For me, the real work comes in confronting students. Drawing to their attention those little signs that loudly scream: I am going to get eaten alive by the animal that is academia. The neglected homework, the shared answers, the failure to follow directions on an exam. For me, it’s not just a semester-long lecture on time management and choosing a major; instead it’s more about not letting students turn in late work and addressing academic honesty head on.
And that part isn’t so easy. At least not for me. Because that student who is holding out his assignment a week after the deadline, face full of hope, is going to look crushed when I don’t accept it. And the other one who wanted to help a friend and gave him her worksheet to copy (which he unfortunately did, word-for-word) will want to explain why it wasn’t her fault, why she was just being helpful. And if I’m honest I can remember the desire to make new friends, too. It would be easy to just grade the homework or think the “sharing” student learned enough from our chat and does not need to be given a zero on the assignment.

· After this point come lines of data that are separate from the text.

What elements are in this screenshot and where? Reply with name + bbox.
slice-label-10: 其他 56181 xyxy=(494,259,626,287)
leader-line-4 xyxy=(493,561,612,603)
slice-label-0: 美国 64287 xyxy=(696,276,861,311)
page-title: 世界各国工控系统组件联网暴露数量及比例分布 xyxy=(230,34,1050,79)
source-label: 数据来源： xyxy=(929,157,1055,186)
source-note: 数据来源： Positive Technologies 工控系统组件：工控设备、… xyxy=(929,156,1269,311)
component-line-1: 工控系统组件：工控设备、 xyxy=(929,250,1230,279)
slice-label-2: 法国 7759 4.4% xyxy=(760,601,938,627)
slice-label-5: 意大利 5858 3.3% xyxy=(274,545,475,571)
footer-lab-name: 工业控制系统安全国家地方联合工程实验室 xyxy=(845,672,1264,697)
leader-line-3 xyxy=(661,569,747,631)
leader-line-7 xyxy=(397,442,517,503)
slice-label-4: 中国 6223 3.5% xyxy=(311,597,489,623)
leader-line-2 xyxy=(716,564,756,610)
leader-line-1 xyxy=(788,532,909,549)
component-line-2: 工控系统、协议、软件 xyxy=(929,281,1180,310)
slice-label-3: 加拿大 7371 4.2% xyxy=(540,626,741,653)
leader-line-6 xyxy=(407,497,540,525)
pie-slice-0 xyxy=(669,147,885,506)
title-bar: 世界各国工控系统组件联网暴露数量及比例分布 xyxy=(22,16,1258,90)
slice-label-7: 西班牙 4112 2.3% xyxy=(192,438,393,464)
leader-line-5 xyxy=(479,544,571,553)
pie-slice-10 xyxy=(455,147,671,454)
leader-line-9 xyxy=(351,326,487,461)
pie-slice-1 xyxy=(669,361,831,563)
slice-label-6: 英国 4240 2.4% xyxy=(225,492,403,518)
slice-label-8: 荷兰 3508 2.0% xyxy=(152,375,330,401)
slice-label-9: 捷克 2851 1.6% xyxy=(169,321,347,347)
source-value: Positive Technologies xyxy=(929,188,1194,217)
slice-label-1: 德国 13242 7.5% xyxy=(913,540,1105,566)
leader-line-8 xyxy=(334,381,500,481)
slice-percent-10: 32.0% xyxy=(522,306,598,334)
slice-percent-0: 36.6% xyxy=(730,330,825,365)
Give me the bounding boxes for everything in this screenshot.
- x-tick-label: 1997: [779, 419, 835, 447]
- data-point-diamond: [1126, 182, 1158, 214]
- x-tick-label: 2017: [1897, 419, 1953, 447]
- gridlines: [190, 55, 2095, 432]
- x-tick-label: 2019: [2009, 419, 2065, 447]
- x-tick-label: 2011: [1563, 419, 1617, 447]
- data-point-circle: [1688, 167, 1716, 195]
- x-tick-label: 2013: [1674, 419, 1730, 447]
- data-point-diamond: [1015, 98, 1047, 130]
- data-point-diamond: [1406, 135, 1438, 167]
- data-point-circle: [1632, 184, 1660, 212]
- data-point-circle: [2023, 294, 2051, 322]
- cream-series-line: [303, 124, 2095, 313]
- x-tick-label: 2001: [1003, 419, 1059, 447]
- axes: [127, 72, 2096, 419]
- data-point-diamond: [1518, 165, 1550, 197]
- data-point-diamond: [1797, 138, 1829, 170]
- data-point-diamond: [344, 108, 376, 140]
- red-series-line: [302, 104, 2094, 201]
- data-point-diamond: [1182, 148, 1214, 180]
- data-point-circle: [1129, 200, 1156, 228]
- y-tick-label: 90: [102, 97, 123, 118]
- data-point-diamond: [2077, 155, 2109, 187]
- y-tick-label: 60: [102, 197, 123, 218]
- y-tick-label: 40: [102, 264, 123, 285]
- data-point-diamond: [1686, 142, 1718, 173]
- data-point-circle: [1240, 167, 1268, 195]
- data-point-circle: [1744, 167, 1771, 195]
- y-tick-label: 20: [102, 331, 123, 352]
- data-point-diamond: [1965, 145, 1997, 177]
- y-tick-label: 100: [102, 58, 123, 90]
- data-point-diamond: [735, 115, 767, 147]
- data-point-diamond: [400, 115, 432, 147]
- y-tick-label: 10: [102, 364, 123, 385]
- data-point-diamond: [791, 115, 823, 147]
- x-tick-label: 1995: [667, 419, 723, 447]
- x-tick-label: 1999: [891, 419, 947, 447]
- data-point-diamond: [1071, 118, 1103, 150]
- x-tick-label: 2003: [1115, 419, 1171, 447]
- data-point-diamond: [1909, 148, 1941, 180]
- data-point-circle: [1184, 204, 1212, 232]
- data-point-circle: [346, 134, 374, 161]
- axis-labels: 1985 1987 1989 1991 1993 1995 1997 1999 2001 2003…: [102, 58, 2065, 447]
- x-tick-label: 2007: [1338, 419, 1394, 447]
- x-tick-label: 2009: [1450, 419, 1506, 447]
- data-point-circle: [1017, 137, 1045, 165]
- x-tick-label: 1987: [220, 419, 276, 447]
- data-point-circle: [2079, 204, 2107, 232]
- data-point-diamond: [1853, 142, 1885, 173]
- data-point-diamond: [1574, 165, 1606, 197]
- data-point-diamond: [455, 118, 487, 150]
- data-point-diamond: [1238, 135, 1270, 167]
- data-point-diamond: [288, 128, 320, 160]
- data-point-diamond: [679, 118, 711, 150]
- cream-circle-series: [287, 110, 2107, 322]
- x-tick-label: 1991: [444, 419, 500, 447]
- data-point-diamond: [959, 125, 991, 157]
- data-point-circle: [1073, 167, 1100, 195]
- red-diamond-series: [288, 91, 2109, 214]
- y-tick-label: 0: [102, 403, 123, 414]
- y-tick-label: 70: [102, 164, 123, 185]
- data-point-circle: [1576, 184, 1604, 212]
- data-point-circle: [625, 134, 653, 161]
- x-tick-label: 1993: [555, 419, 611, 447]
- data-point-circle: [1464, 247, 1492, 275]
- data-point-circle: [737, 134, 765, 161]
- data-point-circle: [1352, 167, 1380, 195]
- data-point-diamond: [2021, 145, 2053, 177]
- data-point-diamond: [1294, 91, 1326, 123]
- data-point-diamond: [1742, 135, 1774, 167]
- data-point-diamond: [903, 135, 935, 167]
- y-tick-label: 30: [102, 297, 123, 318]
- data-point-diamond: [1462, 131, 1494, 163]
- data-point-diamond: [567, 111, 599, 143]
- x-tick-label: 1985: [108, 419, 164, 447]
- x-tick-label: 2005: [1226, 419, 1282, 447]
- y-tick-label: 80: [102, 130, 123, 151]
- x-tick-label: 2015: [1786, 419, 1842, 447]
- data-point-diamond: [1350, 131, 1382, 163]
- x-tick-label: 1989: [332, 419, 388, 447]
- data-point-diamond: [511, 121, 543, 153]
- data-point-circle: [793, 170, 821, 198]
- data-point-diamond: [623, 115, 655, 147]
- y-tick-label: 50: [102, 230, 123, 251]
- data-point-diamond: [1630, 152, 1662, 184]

It would be easy, but it wouldn’t be right. It would set the students up to think everyone would bend the rules. It would mean that I wasn’t meeting the fundamental mission of the class: to teach skills to make students successful in college. And so I take a deep breath and say I can’t take your paper, remember what the syllabus says about late work and I do understand that you were trying to help a friend, but you need to understand that the way you helped him constitutes cheating.
Because at the end of the day, I’d rather have spent 10 uncomfortable minutes with a student, than to take the easy way out and live indefinitely with the knowledge that I had failed them.
Oh Mary-Chris, did I ever need to read this. I just turned in grades today, and started the 2nd 8 weeks….thanks! I am going to save this line “I am going to get eaten alive by the animal that is academia” — if I credit you, can I use it?! Love reading your writing. Thanks so much for sharing.
Hi Meg! I am so glad this was helpful. I’m in the middle of my 8 weeks (we’re on a weird schedule), and I know I needed the reminder. Absolutly, you can use any of it! Thanks for being such an avid reader. Your encouragement/compliments mean so much!